Two other former Sundance employees, Parker Wright and Xavier Little (aka “Little Walter”), were welcomed into the Superfly’s LSM Emporium family to help with the herculean task of going through the hundreds of boxes of vinyl to separate the good from the bad from the plain unsalvageable.

“After the first box I had gone through, which was magically just some mold that had become compressed into Dark Matter, the first thought I had was, ‘Let’s just burn all these records,’” admits Little Walter. “But when Zach said, ‘I need you all to go through these and figure out which ones we should keep, which ones are really worth something, and which we need to throw away,’ I got pretty damn excited. Sorting through 30,000 records is daunting in theory, but no music junky can turn down being paid to birth a record store.”

Superfly's Lone Star Music Emporium owner Zach Jennings atop just one of his piles of vinyl.

Superfly’s Lone Star Music Emporium owner Zach Jennings atop just one of his piles of vinyl.

Against all odds, they got that baby delivered just in time for Superfly’s opening the second week of October. Three months later, there’s still literally thousands of LPs from the Colorado haul left to price and sort through, but the store hit the ground running with a heavy schedule of in-store performances, including the Departed, Rob Baird, Michelle Shocked, and the “Dirty Uncle  Wheeler” posse (Dirty River Boys, Uncle Lucius, and the Wheeler Brothers).

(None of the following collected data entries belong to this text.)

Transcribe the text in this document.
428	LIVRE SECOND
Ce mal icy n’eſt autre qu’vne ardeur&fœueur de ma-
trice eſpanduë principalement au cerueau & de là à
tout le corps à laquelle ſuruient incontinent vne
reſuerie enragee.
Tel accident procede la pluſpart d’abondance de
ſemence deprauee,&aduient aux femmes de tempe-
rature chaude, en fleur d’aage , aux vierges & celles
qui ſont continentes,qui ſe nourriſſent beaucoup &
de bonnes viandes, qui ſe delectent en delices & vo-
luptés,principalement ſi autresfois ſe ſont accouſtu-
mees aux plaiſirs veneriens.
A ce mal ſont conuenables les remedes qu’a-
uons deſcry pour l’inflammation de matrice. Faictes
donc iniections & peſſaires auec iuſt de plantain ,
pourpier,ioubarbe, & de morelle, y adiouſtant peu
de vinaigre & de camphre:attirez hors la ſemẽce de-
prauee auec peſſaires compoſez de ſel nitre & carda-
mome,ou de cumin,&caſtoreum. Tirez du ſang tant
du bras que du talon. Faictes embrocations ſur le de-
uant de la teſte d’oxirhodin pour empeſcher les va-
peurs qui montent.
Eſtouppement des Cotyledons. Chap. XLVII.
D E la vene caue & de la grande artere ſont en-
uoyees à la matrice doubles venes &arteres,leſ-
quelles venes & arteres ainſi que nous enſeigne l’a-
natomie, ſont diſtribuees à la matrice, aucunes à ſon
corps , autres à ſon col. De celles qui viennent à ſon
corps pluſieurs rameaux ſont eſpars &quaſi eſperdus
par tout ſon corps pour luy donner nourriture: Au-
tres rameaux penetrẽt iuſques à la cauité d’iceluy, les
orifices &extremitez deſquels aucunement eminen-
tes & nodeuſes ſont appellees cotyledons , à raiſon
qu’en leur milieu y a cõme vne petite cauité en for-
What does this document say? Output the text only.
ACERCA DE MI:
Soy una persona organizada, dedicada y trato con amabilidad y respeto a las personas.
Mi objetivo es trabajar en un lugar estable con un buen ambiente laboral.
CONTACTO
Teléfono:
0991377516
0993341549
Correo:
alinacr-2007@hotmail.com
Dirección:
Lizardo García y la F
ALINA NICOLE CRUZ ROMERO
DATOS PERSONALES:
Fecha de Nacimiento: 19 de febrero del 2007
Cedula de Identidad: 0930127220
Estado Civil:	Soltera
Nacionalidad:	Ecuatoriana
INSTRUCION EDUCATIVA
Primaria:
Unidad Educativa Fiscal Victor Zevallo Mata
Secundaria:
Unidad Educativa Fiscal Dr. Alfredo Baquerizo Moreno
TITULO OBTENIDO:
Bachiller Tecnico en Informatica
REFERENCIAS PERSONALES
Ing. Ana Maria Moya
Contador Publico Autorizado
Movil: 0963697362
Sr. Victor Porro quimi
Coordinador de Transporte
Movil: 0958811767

Business has proven steady, too, with longtime fans of both the original Lone Star Music and the late Sundance shopping alongside a new generation of Texas State students discovering the joy of hanging out at a record store for the first time.

“I think the record store is coming back,” says Ellis. “The experience of going into a store and flipping through thousands of records is the very antithesis of downloading or streaming music online. People bring their friends in and they are just captivated by the whole experience, yet to me it doesn’t feel nostalgic at all. These kids are not trying to recapture something. They are experiencing it for the first time, and they love it.”